„toll / dass es Buchstaben gibt / woraus man ein Wort machen kann / und noch ein Wort / und noch ein Wort … toll / dass es Wörter gibt / woraus man einen Satz machen kann / und noch einen Satz / und noch einen Satz …“
Was man alles mit Buchstaben, Wörtern und Sätzen „machen“ kann, zeigt Joke van Leeuwens neuestes Buch. Dabei verbindet die niederländische Künstlerin auf für sie typische Weise Text und Illustration: Gebäude und Straßenmöbel bestehen in einem Stadtbild vorrangig aus Buchstaben, so dass die farbige Doppelseite als Suchbild funktioniert. Mehrere ironische ABCs besitzen Schauwert. Darunter eins, worin schwarz umrandete, orange gekleidete Turner mit ihren Körpern 26 Buchstaben formen und eins, das letztere in schwarz-weiße Monster verwandelt. Innerhalb der formal verschieden gestalteten Alphabete überzeugt besonders das Foto-ABC. Van Leeuwen entdeckte auf Industriegeländen, in Reithindernissen, an Mauern oder in flatternden Absperrbändern Buchstabenformen, fotografierte diese und ordnete sie alphabetisch. Zur Nachahmung empfohlen!

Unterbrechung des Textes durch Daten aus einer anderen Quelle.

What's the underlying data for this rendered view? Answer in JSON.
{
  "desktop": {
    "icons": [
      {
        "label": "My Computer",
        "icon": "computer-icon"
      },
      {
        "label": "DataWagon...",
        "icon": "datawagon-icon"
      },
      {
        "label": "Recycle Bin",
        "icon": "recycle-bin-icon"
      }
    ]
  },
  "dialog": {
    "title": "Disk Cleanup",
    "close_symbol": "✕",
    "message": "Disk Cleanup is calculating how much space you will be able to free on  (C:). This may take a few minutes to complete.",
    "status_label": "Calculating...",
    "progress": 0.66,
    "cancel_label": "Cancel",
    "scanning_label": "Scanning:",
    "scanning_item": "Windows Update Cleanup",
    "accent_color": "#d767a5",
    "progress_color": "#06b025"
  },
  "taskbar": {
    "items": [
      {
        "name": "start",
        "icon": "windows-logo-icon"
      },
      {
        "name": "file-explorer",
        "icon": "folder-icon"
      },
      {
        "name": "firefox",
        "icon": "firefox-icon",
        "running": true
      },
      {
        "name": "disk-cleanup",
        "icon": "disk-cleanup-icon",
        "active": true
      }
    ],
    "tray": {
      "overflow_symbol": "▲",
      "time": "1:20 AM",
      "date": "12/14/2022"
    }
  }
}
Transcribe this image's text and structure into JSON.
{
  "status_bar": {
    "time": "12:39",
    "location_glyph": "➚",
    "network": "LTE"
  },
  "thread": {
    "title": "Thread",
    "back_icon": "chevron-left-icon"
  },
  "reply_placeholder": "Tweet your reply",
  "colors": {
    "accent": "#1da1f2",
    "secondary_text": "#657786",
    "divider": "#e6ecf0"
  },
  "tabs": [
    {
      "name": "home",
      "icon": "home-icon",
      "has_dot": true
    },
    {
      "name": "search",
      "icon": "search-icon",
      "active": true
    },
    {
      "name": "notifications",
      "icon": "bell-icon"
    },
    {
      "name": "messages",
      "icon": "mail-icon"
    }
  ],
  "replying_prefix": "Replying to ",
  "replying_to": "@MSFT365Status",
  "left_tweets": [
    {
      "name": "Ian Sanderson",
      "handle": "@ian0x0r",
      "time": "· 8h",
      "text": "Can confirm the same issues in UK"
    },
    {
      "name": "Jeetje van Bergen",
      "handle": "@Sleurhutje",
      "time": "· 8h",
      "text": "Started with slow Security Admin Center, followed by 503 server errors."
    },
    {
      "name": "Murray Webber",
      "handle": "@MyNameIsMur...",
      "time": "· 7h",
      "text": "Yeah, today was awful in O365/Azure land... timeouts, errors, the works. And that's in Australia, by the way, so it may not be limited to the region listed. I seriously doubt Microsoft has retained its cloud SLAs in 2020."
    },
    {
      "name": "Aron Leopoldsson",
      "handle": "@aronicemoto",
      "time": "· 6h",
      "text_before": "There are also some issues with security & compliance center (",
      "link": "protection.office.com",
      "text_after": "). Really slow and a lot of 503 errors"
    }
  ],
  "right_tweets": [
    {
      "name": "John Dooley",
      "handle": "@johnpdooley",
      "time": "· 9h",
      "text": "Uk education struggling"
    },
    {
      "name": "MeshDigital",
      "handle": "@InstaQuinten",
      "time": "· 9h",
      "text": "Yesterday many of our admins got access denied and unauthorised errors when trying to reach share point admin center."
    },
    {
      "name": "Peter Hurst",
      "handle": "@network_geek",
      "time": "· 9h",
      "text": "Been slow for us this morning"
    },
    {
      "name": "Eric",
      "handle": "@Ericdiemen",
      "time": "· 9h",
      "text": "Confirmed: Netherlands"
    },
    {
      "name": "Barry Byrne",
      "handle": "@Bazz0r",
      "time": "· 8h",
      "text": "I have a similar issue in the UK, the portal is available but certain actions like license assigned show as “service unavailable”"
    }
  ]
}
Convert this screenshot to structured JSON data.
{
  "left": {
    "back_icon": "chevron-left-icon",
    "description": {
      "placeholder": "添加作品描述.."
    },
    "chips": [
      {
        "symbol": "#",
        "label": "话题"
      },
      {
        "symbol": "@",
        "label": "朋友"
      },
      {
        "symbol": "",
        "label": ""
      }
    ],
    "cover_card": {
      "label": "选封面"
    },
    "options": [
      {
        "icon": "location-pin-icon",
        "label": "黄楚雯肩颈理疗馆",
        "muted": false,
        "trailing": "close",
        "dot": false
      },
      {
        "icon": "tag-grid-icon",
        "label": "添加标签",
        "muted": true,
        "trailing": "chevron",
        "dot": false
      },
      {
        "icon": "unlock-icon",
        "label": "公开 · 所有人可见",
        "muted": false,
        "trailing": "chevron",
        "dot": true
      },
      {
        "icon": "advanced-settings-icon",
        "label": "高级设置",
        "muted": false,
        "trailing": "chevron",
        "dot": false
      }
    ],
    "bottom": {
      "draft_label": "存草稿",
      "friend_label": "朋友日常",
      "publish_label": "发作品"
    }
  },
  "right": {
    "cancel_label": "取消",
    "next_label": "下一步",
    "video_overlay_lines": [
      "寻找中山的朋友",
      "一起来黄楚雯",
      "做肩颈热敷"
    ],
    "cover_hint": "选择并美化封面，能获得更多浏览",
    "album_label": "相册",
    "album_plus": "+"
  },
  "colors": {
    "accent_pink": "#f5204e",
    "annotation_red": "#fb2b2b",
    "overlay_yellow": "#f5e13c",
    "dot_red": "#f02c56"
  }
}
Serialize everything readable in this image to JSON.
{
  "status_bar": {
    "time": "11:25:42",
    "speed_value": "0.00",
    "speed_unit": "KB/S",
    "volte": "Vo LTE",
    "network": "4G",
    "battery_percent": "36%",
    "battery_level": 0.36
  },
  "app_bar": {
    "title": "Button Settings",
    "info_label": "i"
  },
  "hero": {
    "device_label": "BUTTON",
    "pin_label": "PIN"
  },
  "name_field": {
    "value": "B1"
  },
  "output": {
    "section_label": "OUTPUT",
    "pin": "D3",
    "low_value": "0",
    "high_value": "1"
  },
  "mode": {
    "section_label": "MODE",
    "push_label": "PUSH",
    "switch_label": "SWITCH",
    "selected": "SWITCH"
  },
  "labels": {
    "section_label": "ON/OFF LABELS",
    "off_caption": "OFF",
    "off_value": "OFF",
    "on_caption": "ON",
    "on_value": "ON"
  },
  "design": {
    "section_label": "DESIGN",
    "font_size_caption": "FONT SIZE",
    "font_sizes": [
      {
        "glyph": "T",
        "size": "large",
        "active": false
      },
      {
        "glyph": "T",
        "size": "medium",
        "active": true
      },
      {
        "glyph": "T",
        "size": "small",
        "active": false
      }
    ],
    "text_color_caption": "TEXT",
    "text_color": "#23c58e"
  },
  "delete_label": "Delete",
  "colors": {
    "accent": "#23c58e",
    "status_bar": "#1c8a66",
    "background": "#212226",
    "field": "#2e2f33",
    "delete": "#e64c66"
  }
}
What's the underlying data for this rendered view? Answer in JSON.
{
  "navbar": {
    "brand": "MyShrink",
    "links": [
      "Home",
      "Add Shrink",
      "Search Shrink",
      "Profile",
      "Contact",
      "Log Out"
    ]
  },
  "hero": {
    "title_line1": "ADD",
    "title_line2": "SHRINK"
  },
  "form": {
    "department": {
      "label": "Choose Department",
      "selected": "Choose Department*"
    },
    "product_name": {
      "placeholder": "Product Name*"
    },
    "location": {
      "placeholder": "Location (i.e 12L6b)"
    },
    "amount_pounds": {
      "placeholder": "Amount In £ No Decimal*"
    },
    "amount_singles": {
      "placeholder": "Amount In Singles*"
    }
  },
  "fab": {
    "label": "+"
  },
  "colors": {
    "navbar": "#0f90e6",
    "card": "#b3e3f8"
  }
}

Für die deutsche Fassung ihrer Visuellen Poesie schuf van Leeuwen gemeinsam mit ihrer langjährigen Übersetzerin Hanni Ehlers neue Wort-Bild-Kombinationen. Das Wort „Hund“ ist graphisch ein Vierbeiner, die Wörter „Blatt“, „Stamm“ und „Vogel“ fügen sich zu einem Baum. Auch die Typografie ist in diesem „schönen Buch“ (Originaltitel) ein Mittel der Erzählung: Rückt das Geschehen näher, vergrößert sich die Schrift, wird „Unendlichkeit“ thematisiert, verkleinert sie sich. Schriftwechsel, Farbentscheidungen bzw. typografische Irritationen motivieren dazu, geheimnisvoll-inhaltliche Verbindungen zu enträtseln. Aber auch das Spiel mit der Sprache selbst gibt manchmal Rätsel auf. So in elf verwirrend-sprachspielerischen Comic-Dialogen von „Gabella und Löffelino“, die z. T. geistreiche Qualität besitzen und mit unerwarteten Pointen aufwarten. Auch einige Geschichten muten philosophisch an, z. B. wenn ein Wolf lieber ein Schaf wäre oder ein Spatz nicht fliegen mag. Das Nachdenken über das Ich und die (Um-)Welt, Sein und Bewusstsein, gipfelt lyrisch in der Erkenntnis: „als ich noch nicht da war / da war das Land schon da / da war der Strand schon da / da war die See schon da …“ Van Leeuwens ABC-Buch bietet altersübergreifend kreative Ansätze: Vom Nachstellen des Alphabets mit dem Körper und dem Entwerfen eigener ABCs bis hin zu lautmalerischen Spielen und philosophischen Diskursen macht es Lust auf das, was mit Buchstaben, Wörtern und Sätzen alles gedacht, erzählt und gestaltet werden kann.